Revision history for this message
Vladyslav Drok (vdrok) wrote :

Copy of whiteboard:

"the API won't allow clients to register a node with an invalid driver"
-- I tested this today, and the API still allowed it. So I have filed this review to fix it:
   https://review.openstack.org/68018

I see a problem with both your proposed solutions.
[1] where does this periodic_task run? If it runs on all conductors, which one decides what nodes to mark offline?
[2] again, which surviving conductor is responsible for marking the nodes-now-owned-by-no-one as dead?

Take the extreme case -- what if all conductors are offline.

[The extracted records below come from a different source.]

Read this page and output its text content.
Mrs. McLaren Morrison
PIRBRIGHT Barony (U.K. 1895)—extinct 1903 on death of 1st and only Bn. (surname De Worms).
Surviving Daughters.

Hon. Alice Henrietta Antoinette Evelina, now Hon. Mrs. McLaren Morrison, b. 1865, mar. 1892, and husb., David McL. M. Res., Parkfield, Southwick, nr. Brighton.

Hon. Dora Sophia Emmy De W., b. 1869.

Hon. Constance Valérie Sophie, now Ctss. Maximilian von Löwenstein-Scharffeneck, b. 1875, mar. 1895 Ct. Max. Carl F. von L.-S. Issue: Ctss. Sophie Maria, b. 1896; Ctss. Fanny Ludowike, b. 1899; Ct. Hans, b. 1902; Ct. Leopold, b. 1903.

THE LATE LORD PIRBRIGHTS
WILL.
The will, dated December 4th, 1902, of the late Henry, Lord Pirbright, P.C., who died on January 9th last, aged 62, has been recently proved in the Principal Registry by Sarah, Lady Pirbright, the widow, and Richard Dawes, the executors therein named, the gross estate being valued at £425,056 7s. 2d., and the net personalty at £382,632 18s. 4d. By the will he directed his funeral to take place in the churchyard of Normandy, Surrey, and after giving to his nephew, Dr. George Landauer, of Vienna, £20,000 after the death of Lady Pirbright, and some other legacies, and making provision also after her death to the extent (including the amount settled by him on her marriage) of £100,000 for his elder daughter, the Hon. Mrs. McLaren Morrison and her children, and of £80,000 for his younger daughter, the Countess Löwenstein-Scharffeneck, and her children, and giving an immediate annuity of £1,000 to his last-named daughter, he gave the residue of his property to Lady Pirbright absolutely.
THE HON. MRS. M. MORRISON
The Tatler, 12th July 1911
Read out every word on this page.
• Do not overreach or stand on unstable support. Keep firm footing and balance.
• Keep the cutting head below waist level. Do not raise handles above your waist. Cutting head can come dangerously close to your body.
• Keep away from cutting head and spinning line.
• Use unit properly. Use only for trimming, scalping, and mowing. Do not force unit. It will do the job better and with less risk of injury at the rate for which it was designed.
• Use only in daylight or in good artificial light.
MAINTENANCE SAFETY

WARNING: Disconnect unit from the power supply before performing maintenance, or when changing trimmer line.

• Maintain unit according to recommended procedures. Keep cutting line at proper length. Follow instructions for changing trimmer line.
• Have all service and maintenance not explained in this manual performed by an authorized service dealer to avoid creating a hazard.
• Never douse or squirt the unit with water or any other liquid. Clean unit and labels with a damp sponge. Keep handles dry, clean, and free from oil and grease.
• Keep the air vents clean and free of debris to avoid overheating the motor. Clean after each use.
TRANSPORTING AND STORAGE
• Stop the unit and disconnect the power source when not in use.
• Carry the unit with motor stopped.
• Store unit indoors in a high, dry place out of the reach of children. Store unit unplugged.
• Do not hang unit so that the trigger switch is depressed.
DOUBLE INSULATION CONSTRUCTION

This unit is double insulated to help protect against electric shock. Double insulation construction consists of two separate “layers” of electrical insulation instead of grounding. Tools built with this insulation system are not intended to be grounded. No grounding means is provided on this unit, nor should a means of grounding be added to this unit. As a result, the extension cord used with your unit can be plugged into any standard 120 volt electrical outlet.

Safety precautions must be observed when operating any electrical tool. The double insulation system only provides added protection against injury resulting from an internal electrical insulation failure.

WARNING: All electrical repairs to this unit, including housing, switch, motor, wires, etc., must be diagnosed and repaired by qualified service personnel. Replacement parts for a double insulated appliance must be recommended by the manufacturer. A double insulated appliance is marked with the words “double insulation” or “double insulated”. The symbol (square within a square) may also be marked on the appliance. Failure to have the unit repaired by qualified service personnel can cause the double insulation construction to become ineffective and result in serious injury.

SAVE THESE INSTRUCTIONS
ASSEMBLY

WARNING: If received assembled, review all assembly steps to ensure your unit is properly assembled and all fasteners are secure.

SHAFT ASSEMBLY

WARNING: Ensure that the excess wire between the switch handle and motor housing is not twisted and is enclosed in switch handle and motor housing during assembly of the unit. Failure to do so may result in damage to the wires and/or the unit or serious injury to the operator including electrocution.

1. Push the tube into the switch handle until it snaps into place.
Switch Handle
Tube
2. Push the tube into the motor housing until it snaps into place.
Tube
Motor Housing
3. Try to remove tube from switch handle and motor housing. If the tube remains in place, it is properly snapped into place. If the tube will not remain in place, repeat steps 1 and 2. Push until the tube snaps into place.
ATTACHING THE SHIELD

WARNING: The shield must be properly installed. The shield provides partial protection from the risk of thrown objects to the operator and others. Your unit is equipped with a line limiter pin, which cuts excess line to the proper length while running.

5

Thus all nodes are unavailable, since the hash won't map any node to any where (there will be no drivers in the ring, right?).

I do not think this should be "conductor marks a node inactive in the database". Instead, I think we need to:
1) ensure that the nova driver only gets a list of actually-available nodes, and will remove no-longer-available nodes from its list, during each cycle where it refreshes the view of available resources
2) gracefully handle requests to the API to manage nodes which no longer have any active conductor.

I think that patch https://review.openstack.org/68018 goes to some degree to handle (2), but it may need more work. I suspect we have the means already (or most of it) to do (1) as well, but not sure if that's in the Nova driver or not.

Just my thoughts,
Devananda 2014-01-20